The second major difference in childhood in the 1900s related to the freedom with which even quite young children were able to roam the villages and countryside around their homes. Cars were few and far between in country areas until well after the First World War. Traffic was light and cars travelled relatively slowly, so that children had time to hear vehicles coming, and get out of the way. Added to this, there were far fewer strangers about that might have harmed children, and parents rarely worried about child abuse, assault or abduction:

"We ran free, we played everywhere as children, everywhere", one lady recalled. "Mother never worried where I was. She said people told her that she need never worry about me getting run over because I always got into the side of the road if I heard a car. Everybody knew me. I had a big teddy bear, and wherever I went, this teddy bear went with me. One morning Mother said someone had seen it on the wall. And it disappeared, with my shoes on, it was never found again. Mother thought that there was a young boy, younger than me that used to make me fight because he was always wanting my teddy bear. She thought they did something with it because there were always rows about this teddy. It had my little shoes on. And this was about the time they found me asleep up on the steps at The Mechanics' Institute, fast asleep. I suppose I'd run away somewhere and I'd got up these steps. There was a big party for the children whose fathers had been in the War, and I'd gone myself, and there I was with curls and an apron on. Somebody took my photograph. My mother didn't know where I was."

This freedom to play out of doors with no fear of the common dangers that haunt childhood now also meant that children needed, and had, far fewer toys because they spent comparatively little time indoors except in very bad weather. Youngsters knew a great deal about the wild life around them, and spent many happy carefree hours playing together on the fellsides, or climbing trees collecting birds eggs. What toys they had were crude and often home-made, and life out of doors, away from the grown-ups was, for boys and girls alike, the basis of many a carefree childhood.
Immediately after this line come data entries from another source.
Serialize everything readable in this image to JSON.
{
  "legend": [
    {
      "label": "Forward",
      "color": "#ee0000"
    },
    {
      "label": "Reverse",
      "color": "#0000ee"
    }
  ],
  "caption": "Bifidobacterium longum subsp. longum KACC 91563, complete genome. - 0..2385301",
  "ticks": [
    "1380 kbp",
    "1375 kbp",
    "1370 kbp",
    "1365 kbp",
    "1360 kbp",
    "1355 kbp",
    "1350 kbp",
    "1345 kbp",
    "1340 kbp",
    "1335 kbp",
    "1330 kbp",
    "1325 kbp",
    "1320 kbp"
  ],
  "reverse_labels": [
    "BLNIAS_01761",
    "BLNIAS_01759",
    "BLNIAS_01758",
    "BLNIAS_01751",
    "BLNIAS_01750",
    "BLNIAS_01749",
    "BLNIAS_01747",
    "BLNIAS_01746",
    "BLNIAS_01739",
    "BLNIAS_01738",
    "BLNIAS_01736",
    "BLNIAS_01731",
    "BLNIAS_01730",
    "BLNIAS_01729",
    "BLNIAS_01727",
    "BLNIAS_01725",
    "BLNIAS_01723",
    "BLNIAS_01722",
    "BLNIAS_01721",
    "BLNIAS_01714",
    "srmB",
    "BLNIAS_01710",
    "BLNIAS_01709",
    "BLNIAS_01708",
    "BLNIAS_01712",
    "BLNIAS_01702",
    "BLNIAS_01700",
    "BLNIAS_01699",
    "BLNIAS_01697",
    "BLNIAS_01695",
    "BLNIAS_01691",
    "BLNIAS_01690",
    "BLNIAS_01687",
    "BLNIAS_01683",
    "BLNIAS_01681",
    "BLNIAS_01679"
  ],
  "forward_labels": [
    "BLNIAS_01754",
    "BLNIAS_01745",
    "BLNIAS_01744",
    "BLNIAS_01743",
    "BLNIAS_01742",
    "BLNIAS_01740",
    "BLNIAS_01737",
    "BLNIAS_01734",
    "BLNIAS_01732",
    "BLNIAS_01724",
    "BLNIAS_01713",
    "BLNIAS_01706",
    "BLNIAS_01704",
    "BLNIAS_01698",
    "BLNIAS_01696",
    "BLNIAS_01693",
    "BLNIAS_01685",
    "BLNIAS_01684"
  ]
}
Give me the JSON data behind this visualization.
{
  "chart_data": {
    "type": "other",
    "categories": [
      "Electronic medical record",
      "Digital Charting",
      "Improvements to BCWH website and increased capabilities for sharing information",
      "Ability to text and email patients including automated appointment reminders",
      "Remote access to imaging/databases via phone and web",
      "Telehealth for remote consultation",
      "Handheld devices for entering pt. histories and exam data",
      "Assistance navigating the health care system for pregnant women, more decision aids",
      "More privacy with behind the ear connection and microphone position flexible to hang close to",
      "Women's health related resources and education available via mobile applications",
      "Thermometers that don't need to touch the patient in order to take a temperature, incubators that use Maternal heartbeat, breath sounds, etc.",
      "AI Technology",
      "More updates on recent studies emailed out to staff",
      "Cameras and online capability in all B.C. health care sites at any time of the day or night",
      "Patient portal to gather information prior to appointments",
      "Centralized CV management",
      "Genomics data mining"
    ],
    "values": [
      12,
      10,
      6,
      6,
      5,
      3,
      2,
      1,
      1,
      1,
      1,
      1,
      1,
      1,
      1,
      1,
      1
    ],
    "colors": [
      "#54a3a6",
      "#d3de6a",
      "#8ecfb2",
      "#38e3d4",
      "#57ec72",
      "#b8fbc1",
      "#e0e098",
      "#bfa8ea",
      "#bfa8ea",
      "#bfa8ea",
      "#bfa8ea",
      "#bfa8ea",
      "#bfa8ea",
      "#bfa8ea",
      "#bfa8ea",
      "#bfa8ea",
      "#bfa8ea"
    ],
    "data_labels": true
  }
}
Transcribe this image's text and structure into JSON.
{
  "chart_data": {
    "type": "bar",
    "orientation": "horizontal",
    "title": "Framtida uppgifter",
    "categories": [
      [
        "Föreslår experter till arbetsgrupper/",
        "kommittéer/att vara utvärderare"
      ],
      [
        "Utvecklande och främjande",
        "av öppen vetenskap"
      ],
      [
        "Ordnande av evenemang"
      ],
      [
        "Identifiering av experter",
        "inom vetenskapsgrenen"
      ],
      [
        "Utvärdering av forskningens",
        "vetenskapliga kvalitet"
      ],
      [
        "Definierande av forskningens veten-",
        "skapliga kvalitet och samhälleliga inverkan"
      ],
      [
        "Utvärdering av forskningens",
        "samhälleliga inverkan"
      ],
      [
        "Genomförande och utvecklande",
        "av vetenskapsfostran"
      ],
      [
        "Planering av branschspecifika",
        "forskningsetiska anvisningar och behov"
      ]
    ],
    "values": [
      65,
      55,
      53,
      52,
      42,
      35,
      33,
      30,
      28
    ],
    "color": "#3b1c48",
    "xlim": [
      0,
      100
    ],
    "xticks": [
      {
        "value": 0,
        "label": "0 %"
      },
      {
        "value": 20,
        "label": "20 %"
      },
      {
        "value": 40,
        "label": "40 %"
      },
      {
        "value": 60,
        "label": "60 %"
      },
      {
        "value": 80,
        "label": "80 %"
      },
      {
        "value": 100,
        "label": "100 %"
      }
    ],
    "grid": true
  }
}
But childhood in those days had its serious side, too. Children left school at 14 or sometimes earlier, and were expected to put in a full day's work for very little money from that time on. Many children ran errands or worked in their free time from as young as seven years old to contribute to the family budget, and they were widely exploited, working for next to nothing with little regard for their safety or welfare. Children living on farms were proud of the fact that they could usually help milk by the age of seven or eight, and milk deliveries and tasks like feeding the animals often had to be completed before and after a hard day at school. Fortunately, many youngsters greatly enjoyed their spare time work, and were delighted to earn a penny or two by whatever means they could devise:

"In those days there were no machines for milking - you sat on a milking stool, and of course, you got a flick in the eye with a cow's tail. So the farmer would say, "If you'll hold a cow's tail, I'll give you a penny." I don't think I got a penny for every single one, but I've made many a penny holding cows' tails, which to us was marvellous, all the things we could buy with a penny! I used to buy rock from an old man that used to come with a cart."